The deals in the pipeline include the Indian Railway’s fifty acres worth Rs 10,000 crore that is scheduled to be auctioned later. Also, a one hundred fifteen crore deal between the Balaji group and Prestige group is likely to be completed soon.

In Mumbai, a two hundred fiftycrore deal by Hindustan Composites is in the concluding stage, in which developers such as DLF, Kalpataru and K Raheja Corp are the lead bidders. The JPMorgan report comes at a time when it is predicted that a tightening in global liquidity and a slowdown in the economy, could put the brakes on the real estate sector which witnessed a sharp rising growth in the past two years.

As a reflection of this slowdown, developers’ plans including malls, complexes and residential projects are all being kept under wraps. Property prices and rentals have been falling which was also seen in the loss of investor interest and an erosion in the market capitalisation of large listed players such as DLF and Unitech. The slowdown is also aided by the fall in stock markets as there is now a lack of capital among investors to invest in real estate projects.

Real Estate Bubble Around The World

Most of the ETFs and Mutual Funds at the different Asset Managers are losing value, as can be noticed from the website of any one of the companies. One of the exceptions is the equity in the rising markets. This sector has matured seemingly and unaltered by the Recession in the US. India is one of the four countries Goldman Sachs pointed out as the leaders in FDI and development along with China, Russia, Brazil (BRIC) in the coming years.

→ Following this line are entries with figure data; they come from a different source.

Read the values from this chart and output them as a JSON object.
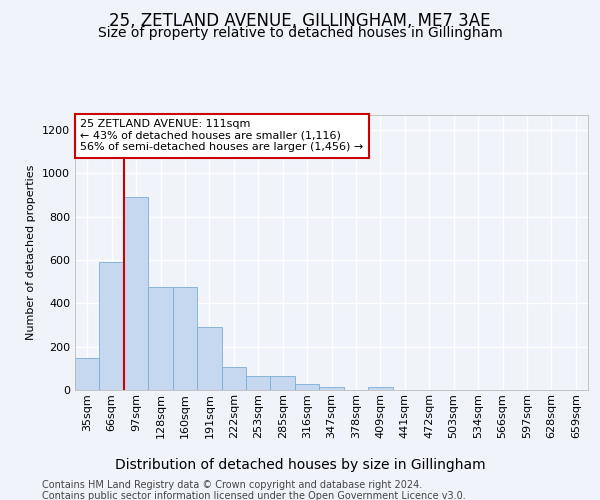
{
  "title1": "25, ZETLAND AVENUE, GILLINGHAM, ME7 3AE",
  "title2": "Size of property relative to detached houses in Gillingham",
  "xlabel": "Distribution of detached houses by size in Gillingham",
  "ylabel": "Number of detached properties",
  "categories": [
    "35sqm",
    "66sqm",
    "97sqm",
    "128sqm",
    "160sqm",
    "191sqm",
    "222sqm",
    "253sqm",
    "285sqm",
    "316sqm",
    "347sqm",
    "378sqm",
    "409sqm",
    "441sqm",
    "472sqm",
    "503sqm",
    "534sqm",
    "566sqm",
    "597sqm",
    "628sqm",
    "659sqm"
  ],
  "values": [
    150,
    590,
    890,
    475,
    475,
    290,
    105,
    65,
    65,
    28,
    15,
    0,
    15,
    0,
    0,
    0,
    0,
    0,
    0,
    0,
    0
  ],
  "bar_color": "#c5d8f0",
  "bar_edge_color": "#7aadd4",
  "annotation_title": "25 ZETLAND AVENUE: 111sqm",
  "annotation_line1": "← 43% of detached houses are smaller (1,116)",
  "annotation_line2": "56% of semi-detached houses are larger (1,456) →",
  "annotation_box_color": "#ffffff",
  "annotation_box_edge": "#cc0000",
  "vline_color": "#cc0000",
  "ylim": [
    0,
    1270
  ],
  "yticks": [
    0,
    200,
    400,
    600,
    800,
    1000,
    1200
  ],
  "footer1": "Contains HM Land Registry data © Crown copyright and database right 2024.",
  "footer2": "Contains public sector information licensed under the Open Government Licence v3.0.",
  "background_color": "#f0f4fa",
  "plot_bg_color": "#f0f4fa",
  "grid_color": "#ffffff",
  "title1_fontsize": 12,
  "title2_fontsize": 10,
  "xlabel_fontsize": 10,
  "ylabel_fontsize": 8,
  "tick_fontsize": 8,
  "annotation_fontsize": 8,
  "footer_fontsize": 7
}
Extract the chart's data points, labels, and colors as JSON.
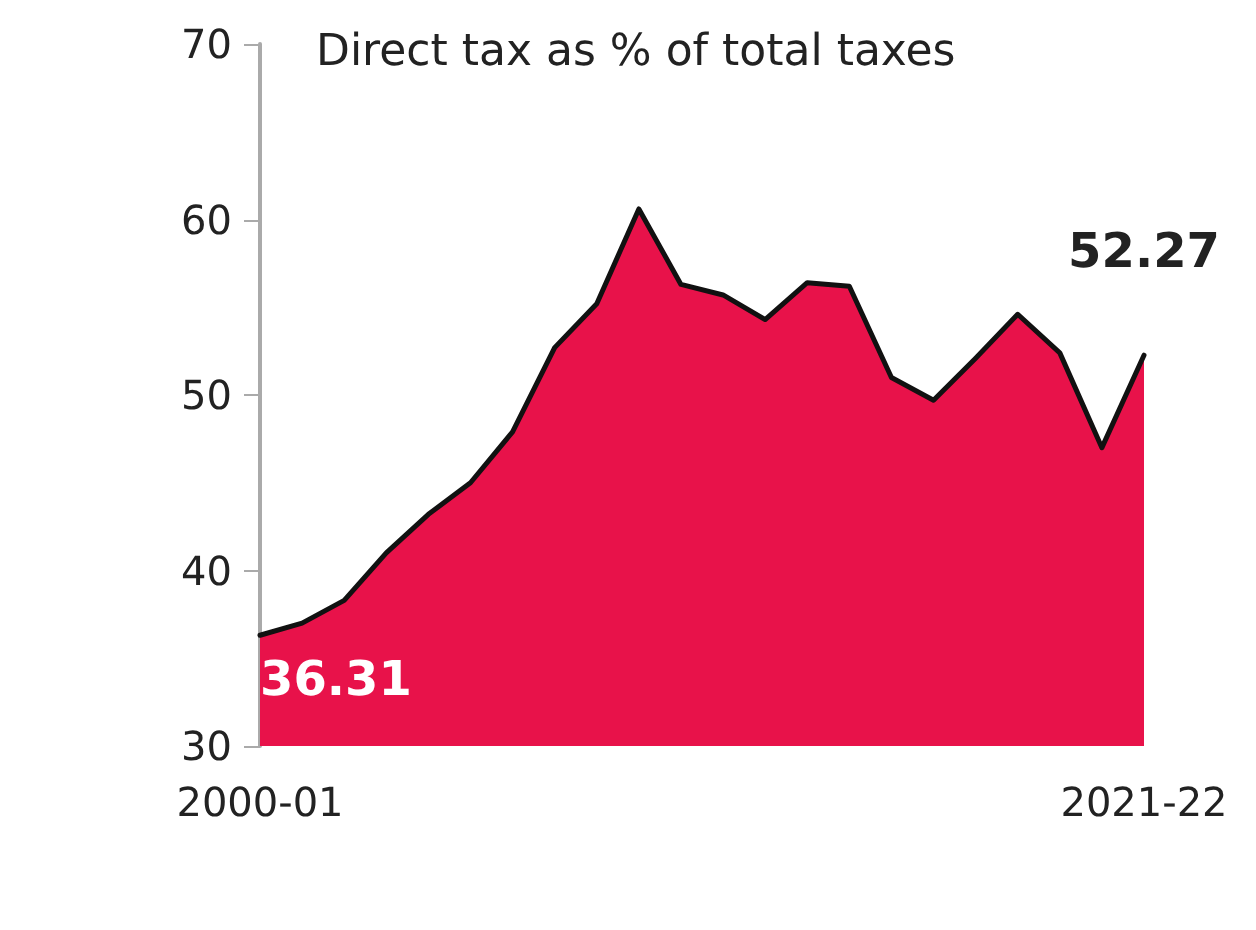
{
  "chart_data": {
    "type": "area",
    "title": "Direct tax as % of total taxes",
    "categories": [
      "2000-01",
      null,
      null,
      null,
      null,
      null,
      null,
      null,
      null,
      null,
      null,
      null,
      null,
      null,
      null,
      null,
      null,
      null,
      null,
      null,
      null,
      "2021-22"
    ],
    "series": [
      {
        "color": "#e8124a",
        "values": [
          36.31,
          37.0,
          38.3,
          41.0,
          43.2,
          45.0,
          47.9,
          52.7,
          55.2,
          60.6,
          56.3,
          55.7,
          54.3,
          56.4,
          56.2,
          51.0,
          49.7,
          52.1,
          54.6,
          52.4,
          47.0,
          52.27
        ],
        "value_labels": [
          "36.31",
          null,
          null,
          null,
          null,
          null,
          null,
          null,
          null,
          null,
          null,
          null,
          null,
          null,
          null,
          null,
          null,
          null,
          null,
          null,
          null,
          "52.27"
        ]
      }
    ],
    "ylim": [
      30,
      70
    ],
    "yticks": [
      30,
      40,
      50,
      60,
      70
    ],
    "grid": false,
    "marker": "none",
    "line_style": "solid"
  }
}
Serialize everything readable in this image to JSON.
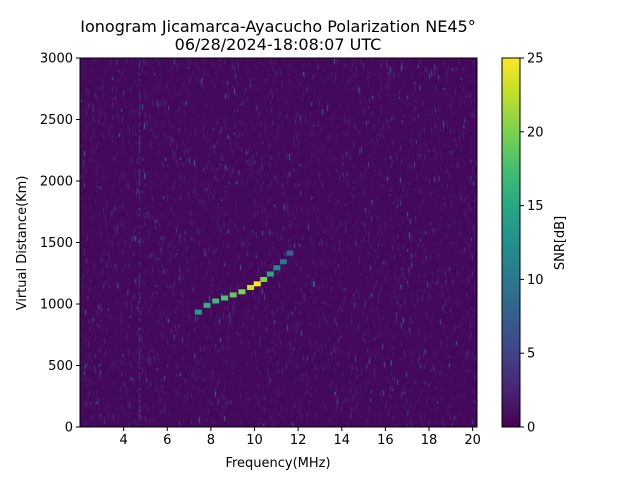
{
  "chart_data": {
    "type": "heatmap",
    "title": "Ionogram Jicamarca-Ayacucho Polarization NE45°",
    "subtitle": "06/28/2024-18:08:07 UTC",
    "xlabel": "Frequency(MHz)",
    "ylabel": "Virtual Distance(Km)",
    "xlim": [
      2.0,
      20.2
    ],
    "ylim": [
      0,
      3000
    ],
    "xticks": [
      4,
      6,
      8,
      10,
      12,
      14,
      16,
      18,
      20
    ],
    "yticks": [
      0,
      500,
      1000,
      1500,
      2000,
      2500,
      3000
    ],
    "colorbar": {
      "label": "SNR[dB]",
      "min": 0,
      "max": 25,
      "ticks": [
        0,
        5,
        10,
        15,
        20,
        25
      ],
      "colormap": "viridis"
    },
    "background_snr_db": [
      0,
      3
    ],
    "trace": {
      "name": "",
      "x": [
        7.4,
        7.8,
        8.2,
        8.6,
        9.0,
        9.4,
        9.8,
        10.1,
        10.4,
        10.7,
        11.0,
        11.3,
        11.6
      ],
      "y": [
        930,
        985,
        1020,
        1045,
        1070,
        1095,
        1130,
        1160,
        1195,
        1240,
        1290,
        1340,
        1410
      ],
      "snr_db": [
        14,
        16,
        17,
        18,
        19,
        20,
        23,
        25,
        20,
        15,
        12,
        10,
        8
      ]
    },
    "grid": false
  }
}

Along with China, India too has enjoyed booming exports and growth rates of 8-9% in the last few years, but India`s major economic strength is stated to be internal, or consumption based, rather than a focus on exports solely.
At the heart of the boom in India is its real estate, which unlike Communist China`s, is privately owned. Real Estate prices in India have been growing at a rate of 30-40% for the last few years. Investment banks and Hedge Funds around the world have been investing more and more in the Indian Real estate, driving the prices higher. As per the Associated Chambers of Commerce and Industry of India (Assocham), the Indian realty sector is likely to see high growth rates in 2008. DLF, one of India`s premier Real Estate Development companies recently sold 49 % stake in its seven townships to Merrill Lynch and Brahma Investments to raise Four hundred twenty million dollar. Wachovia Bank picked up a 15% stake in another Indian Real Estate company for fifty nine million dollar. These US banks are the same ones that have lost billions in the US real estate market in the last 1year.
A comparison of the Real Estate prices in New Delhi and Chicago reveals the following figures:
* Condos in New Delhi, India: 2-bedroom, 1000 sq. ft. apartment for $200,000. [$200 per sq ft]
* Condos in Chicago, USA: 2-bedroom, 1000 sq. ft. apartment for $400,000 [$400 per sq ft]
The above has occurred despite the fact that the median income in Chicago is 50 times that in New Delhi.
Clearly, the House price increase in India is an unsustainable bubble. Such land or property bubbles have propped up in Russia, China, Ireland, etc. A bubble is characterized by low income to price ratios (when property rises a lot while income does not), or rent to price ratios(when property rises and rent does not). Such bubbles are financed by low interest rates, bad financing, or too much Foreign Direct Investment. Assuming there is a huge bubble in India, larger than that of the United States, this would have the same effect(if not larger) on the Indian Equity markets as has the US Real Estate on the US stock market. Studies show that a person is 2 times more likely not to spend his money if his house price falls by $1 than if his stock falls by $1. Tell that to Walmart, Carrefour and other Retail Stores that intend to open shop in India this year. As a bubble bursts, banks that lent the money always get into trouble as they recover less than what they lent, the low liquidity of the banks would cause lower business and a stock market crash.